Daniel is Czech literature student and while he has no problem with his sexuality, he also has coping mechanisms that help him deal with it. He makes sure that his urges do not cause negative and/or abusive consequences. Daniel is not an active abuser – he wishes no harm on children, does not desire to be sexually active with them, and does not look at child pornography on the Internet. He and his pedophile friends post on discussion forums talking about how to cope with their sexuality without endangering others. While the tone of this film is be non-judgmental that doesn’t mean that certain things we see here do not have a sinister undertone. The film cannot help but carry such a sinister edge. The pictures of the young boys hanging on Daniel’s war is disconcerting as we feel their eyes follow us as we look at it but it is detachable and Daniel can take it down when he has visitors. We see that when the plumber comes to Daniel’s home, the pictures are gone and noticeably so. This shows that this aspect of Daniel’s life is hidden.
The film carries an unpleasant, sinister edge to it. In addition, Daniel’s wall mural depicting the faces of children is also disconcerting, their eyes seemingly following us around the room. This is an important visual motif for the interviews with Daniel in his room, especially as the mural is detachable – when a plumber comes round, it is noticeably absent from the wall, revealing the hidden life that he is forced to live.
Then there is Daniel’s relationship with his friend Misa’s son.
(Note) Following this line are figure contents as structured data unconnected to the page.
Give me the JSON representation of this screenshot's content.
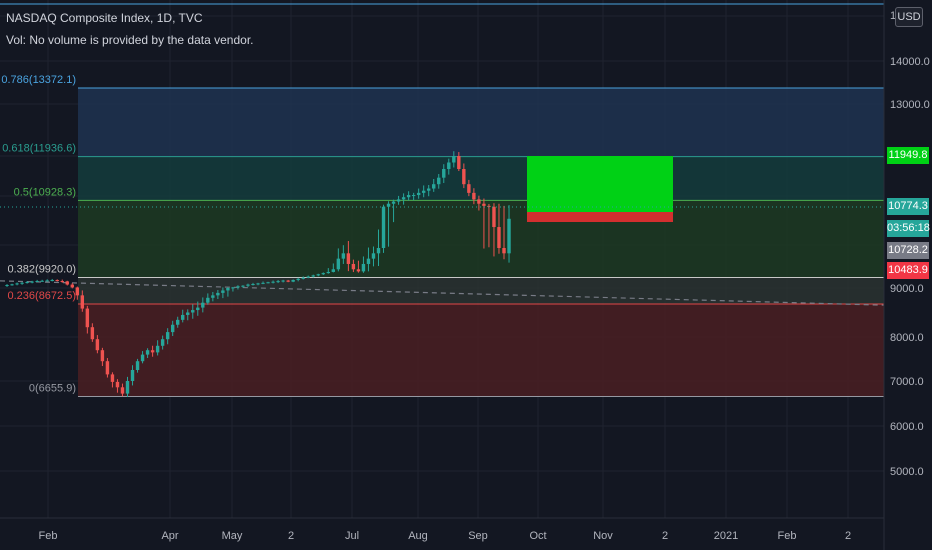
{
  "header": {
    "title": "NASDAQ Composite Index, 1D, TVC",
    "subtitle": "Vol: No volume is provided by the data vendor."
  },
  "axis": {
    "currency": "USD",
    "top_cut_label": "1",
    "y_ticks": [
      {
        "v": 14000,
        "label": "14000.0"
      },
      {
        "v": 13000,
        "label": "13000.0"
      },
      {
        "v": 9000,
        "label": "9000.0"
      },
      {
        "v": 8000,
        "label": "8000.0"
      },
      {
        "v": 7000,
        "label": "7000.0"
      },
      {
        "v": 6000,
        "label": "6000.0"
      },
      {
        "v": 5000,
        "label": "5000.0"
      }
    ],
    "x_ticks": [
      "Feb",
      "Apr",
      "May",
      "2",
      "Jul",
      "Aug",
      "Sep",
      "Oct",
      "Nov",
      "2",
      "2021",
      "Feb",
      "2"
    ]
  },
  "price_tags": [
    {
      "name": "target-tag",
      "label": "11949.8",
      "v": 11949.8,
      "color": "#00d115"
    },
    {
      "name": "last-price-tag",
      "label": "10774.3",
      "v": 10774.3,
      "color": "#26a69a"
    },
    {
      "name": "countdown-tag",
      "label": "03:56:18",
      "v": 10774.3,
      "color": "#26a69a"
    },
    {
      "name": "entry-tag",
      "label": "10728.2",
      "v": 10728.2,
      "color": "#787b86"
    },
    {
      "name": "stop-tag",
      "label": "10483.9",
      "v": 10483.9,
      "color": "#f23645"
    }
  ],
  "fib_levels": [
    {
      "ratio": "0.786",
      "price": 13372.1,
      "label": "0.786(13372.1)",
      "color": "#4aa3df"
    },
    {
      "ratio": "0.618",
      "price": 11936.6,
      "label": "0.618(11936.6)",
      "color": "#2a9d8f"
    },
    {
      "ratio": "0.5",
      "price": 10928.3,
      "label": "0.5(10928.3)",
      "color": "#4caf50"
    },
    {
      "ratio": "0.382",
      "price": 9920.0,
      "label": "0.382(9920.0)",
      "color": "#c8c8c8"
    },
    {
      "ratio": "0.236",
      "price": 8672.5,
      "label": "0.236(8672.5)",
      "color": "#e04848"
    },
    {
      "ratio": "0",
      "price": 6655.9,
      "label": "0(6655.9)",
      "color": "#9598a1"
    }
  ],
  "chart_data": {
    "type": "candlestick",
    "title": "NASDAQ Composite Index, 1D, TVC",
    "ylim": [
      4600,
      15100
    ],
    "position_tool": {
      "entry": 10728.2,
      "target": 11949.8,
      "stop": 10483.9
    },
    "trendline": {
      "from": 9620,
      "to": 8650
    },
    "path": [
      9180,
      9260,
      9320,
      9400,
      9460,
      9520,
      9560,
      9610,
      9630,
      9660,
      9700,
      9610,
      9580,
      9300,
      9050,
      8850,
      8580,
      8200,
      7950,
      7700,
      7450,
      7150,
      6980,
      6860,
      6720,
      7000,
      7250,
      7450,
      7600,
      7700,
      7650,
      7800,
      7950,
      8100,
      8250,
      8350,
      8450,
      8500,
      8550,
      8600,
      8700,
      8800,
      8850,
      8900,
      8950,
      9000,
      9050,
      9150,
      9200,
      9300,
      9350,
      9400,
      9450,
      9500,
      9550,
      9600,
      9650,
      9550,
      9700,
      9800,
      9900,
      10000,
      10100,
      10200,
      10300,
      10400,
      10500,
      10600,
      10650,
      10550,
      10500,
      10450,
      10550,
      10600,
      10650,
      10700,
      10780,
      10850,
      10900,
      10950,
      11000,
      11050,
      11050,
      11100,
      11150,
      11200,
      11300,
      11450,
      11650,
      11800,
      11950,
      11650,
      11300,
      11100,
      10950,
      10850,
      10800,
      10780,
      10750,
      10700,
      10650,
      10760
    ]
  }
}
He makes it clear that he only wants to be friendly with the boy yet he obsesses over him and wants to see him again and again. It is clear that Líšková is using the documentary to explore where the line is drawn between fantasy and reality, as well as the overarching theme of whether we can condemn Daniel for the way that he is. Because this is a taboo subject that is rarely talked about, the answer is certainly not cut and dry nor black and white. At times we are shocked at how open Daniel is about his sexuality and to the nature of responses he receives. We see when he meets with an organizer of the Prague Pride parade; he is met with understanding and interest rather than outright condemnation. Nevertheless, to expect such replies from the wider community is unlikely ever to happen.
There is no ‘voice of God ‘narration or other means of communicating a directorial point of view here and this works to the strength of the documentary. Instead of that, we are asked to consider our own position towards Daniel’s life, and to confront a topic in a manner rarely met in such terms. Daniel says that “the main thing is that people do talk about it”, and with such an ambitious project, it is likely that people will.
Up till now, this film was met with an overwhelmingly positive response at film festivals where attendees are issued scorecards at the screening and invited to rate the film in a similar way. The audience reaction thus far is sure to provoke further discussion on the subject of identity.